The World’s Best Business Events (And The People Who Create Them) 

At IBTM World in Barcelona last year, I moderated a panel discussion entitled ‘The World’s Best Business Events - And the People Who Create Them’. The session, and aptly named report is available to view On Demand, and serves as a global temperature check on the MICE industry and the individuals who drive its success.

Short for time? Scroll to the bottom to discover the key takeaways.

Over half (57%) of the survey’s respondents confessed that restricted budgets are now one of the biggest challenges they face. A staggering 79% said that their event planning role had become more stressful and 90% reported that despite taking on more responsibilities since the pandemic, they had seen no change in their reward packages.

The two panellists who joined me on stage to discuss the survey’s findings were Jessica Charles, Vice President of Programming & Events at Forbes and Adam Azor, EVP of Global Marketing at Sportradar, a sports data and technology company.

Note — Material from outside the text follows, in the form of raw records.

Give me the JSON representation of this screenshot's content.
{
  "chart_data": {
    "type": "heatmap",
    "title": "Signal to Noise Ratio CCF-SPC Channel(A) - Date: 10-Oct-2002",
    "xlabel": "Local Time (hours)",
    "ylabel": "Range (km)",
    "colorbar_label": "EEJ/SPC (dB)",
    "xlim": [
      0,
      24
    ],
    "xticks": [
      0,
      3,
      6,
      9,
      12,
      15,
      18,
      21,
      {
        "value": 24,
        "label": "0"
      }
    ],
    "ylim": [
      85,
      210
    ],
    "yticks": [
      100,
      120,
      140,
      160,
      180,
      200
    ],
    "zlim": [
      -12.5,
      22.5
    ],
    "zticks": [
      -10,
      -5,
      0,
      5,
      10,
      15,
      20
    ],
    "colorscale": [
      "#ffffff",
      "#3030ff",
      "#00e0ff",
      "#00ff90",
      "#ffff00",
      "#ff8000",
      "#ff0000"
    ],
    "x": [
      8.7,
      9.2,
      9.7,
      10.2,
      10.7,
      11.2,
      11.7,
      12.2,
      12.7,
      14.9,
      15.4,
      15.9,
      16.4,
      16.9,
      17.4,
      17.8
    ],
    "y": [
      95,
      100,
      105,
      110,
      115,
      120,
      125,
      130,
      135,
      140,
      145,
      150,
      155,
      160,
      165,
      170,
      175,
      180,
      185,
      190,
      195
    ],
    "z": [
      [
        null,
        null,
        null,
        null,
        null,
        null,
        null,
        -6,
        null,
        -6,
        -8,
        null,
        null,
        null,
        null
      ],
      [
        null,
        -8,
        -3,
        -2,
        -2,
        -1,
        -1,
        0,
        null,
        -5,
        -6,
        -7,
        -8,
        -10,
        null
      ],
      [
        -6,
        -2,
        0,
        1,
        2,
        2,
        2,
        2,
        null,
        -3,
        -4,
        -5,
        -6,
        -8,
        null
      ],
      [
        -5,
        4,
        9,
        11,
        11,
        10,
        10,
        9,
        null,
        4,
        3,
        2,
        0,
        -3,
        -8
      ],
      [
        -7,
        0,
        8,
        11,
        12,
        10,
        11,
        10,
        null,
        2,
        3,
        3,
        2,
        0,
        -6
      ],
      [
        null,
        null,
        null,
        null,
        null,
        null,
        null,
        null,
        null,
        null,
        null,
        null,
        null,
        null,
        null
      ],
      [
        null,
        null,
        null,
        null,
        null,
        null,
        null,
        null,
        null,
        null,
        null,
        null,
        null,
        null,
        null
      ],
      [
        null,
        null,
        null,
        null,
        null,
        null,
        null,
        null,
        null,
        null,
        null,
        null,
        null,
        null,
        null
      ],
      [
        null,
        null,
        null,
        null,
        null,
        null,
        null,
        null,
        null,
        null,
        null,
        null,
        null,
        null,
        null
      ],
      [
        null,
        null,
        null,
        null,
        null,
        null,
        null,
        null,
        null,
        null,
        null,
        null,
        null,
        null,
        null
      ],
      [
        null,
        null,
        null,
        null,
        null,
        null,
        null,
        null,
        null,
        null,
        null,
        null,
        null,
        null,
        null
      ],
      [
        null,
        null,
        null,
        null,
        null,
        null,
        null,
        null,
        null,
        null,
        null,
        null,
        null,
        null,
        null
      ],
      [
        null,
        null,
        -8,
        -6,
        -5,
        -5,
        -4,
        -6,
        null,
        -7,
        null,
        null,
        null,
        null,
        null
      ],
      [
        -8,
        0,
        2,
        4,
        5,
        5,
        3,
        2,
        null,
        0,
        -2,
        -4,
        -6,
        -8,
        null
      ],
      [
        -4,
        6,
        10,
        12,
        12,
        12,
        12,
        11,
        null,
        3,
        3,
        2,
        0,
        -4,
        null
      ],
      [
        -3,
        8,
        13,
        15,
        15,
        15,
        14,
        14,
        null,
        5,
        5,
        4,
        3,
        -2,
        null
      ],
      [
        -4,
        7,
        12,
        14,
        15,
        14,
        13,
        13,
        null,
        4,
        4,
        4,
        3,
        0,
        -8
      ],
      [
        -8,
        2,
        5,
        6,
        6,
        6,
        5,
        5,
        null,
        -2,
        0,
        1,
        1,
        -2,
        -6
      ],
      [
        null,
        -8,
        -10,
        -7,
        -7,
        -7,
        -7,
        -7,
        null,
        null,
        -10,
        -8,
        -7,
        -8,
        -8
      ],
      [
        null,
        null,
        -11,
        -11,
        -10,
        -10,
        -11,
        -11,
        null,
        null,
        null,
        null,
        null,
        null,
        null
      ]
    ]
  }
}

Both have contributed to the written report, and both agree that tight budgets and not enough technology-driven solutions are key contributors to the challenges and stress experienced by planners today.

“We’re seeing a labour shortage and we’re feeling the effects of high inflation on costs,” says Charles. “There has to be a conversation and flexibility built into budgets because what’s right for the brand and what’s right for the audience isn’t always reflected in how much you have to spend.

“For instance, at Forbes, we feed our attendees well and they expect a certain level of luxury. I may be able to get the F&B cost down one year due to my relationships or by cashing in a few favours, but that doesn’t mean the F&B budget should shrink for subsequent years. Event leadership needs to understand what you do to make these events happen and consider that when setting line item budgets.”

Charles also advocates for larger technology budgets since: “audio-visual is expensive and good AV can make or break your event”.

Investing in technology is also a vital contingency for when plans change. 

Charles tells the audience about the time when Hilary Clinton was due to speak at a Forbes event in Abu Dhabi but conflict in the Middle East meant that she had to deliver her talk remotely and be live-streamed into the venue instead.

“That was extremely expensive to organise,” Charles recalls. “There will always be things you can’t plan for but that’s the nature of events so budget planning needs built-in flexibility to cater for that.”

Despite the challenges, 65% of respondents to the Culture Creators survey thought that businesses now recognise the vital importance of events.

According to Sportradar’s Azor, this is due to how B2B marketing has evolved over the past decade and how technology is used to prove ROI and track metrics such as attendee engagement.

He also notes that more brands now stage ‘owned events’ to control the customer journey, curate the content, and monetise the experience through sponsorship.

“Category leaders with big budgets were the first to make a move into brand-owned events. A key example is Dreamforce from Salesforce,” Azor notes. “We started doing Sportradar Connect so that we could determine which prospects and customers to invite, what content to deliver and then film it, package it up and distribute it digitally to increase our reach and drive more leads.

“B2B event marketing is about having a healthy balance of brand-owned activities and third-party activations such as trade shows and conferences. It gives you a deeper integration with measurement, ROI, plus tracking and results for a more effective overall strategy.”

Azor and Charles both agree that MICE professionals now need to be more intentional about how they speak with different audiences, which is another cause of stress.

Azor adds that as AI develops to reduce some of the pain points and eradicate some of the more mundane manual tasks, it too will likely bring more challenges and stress but MICE professionals are nothing if not resilient and can adapt.

Despite all this, however, 64% of survey respondents said they’d still recommend the MICE industry to a friend. Charles and Azor concur.

“I don’t think I’d recommend it to every friend as it takes a certain personality to succeed in events,” Charles concludes. “But we love what we do and for the right person, it’s an industry that’s incredibly rewarding. We literally give everything to ensure that our audiences get the most out of their time at our events because that’s a currency you can’t put a price on.”


To watch the panel discussion and read the report ‘The World’s Best Business Events - And the People who Create Them’ from IBTM World 2023, sign up to On Demand.


Key takeaways from The World’s Best Business Events - And the People who Create Them

  • 73% of survey respondents agree that business events have increased in the past three years, underscoring the industry’s resilience and adaptability.
  • 57% reveal tight budgets are one of the biggest challenges that they face currently in their role. Nonetheless, half still feel that events are funded appropriately (50%).
  • A staggering 79% of professionals believe their jobs have become more stressful, and 61% state that their roles have evolved in response to the pandemic.
  • 90% report no change in their reward packages, highlighting that MICE professionals are taking on more responsibilities without added compensation.
  • Despite the challenges, an impressive 64% of respondents would recommend their industry to a friend.
  • 65% of respondents think businesses are recognizing the vital importance of events and 88% underscore the significance of events in the context of remote work culture. 
  • Notably, despite the challenges, event professionals demonstrate remarkable resilience, as they continue to shape and deliver impactful events, rising above obstacles.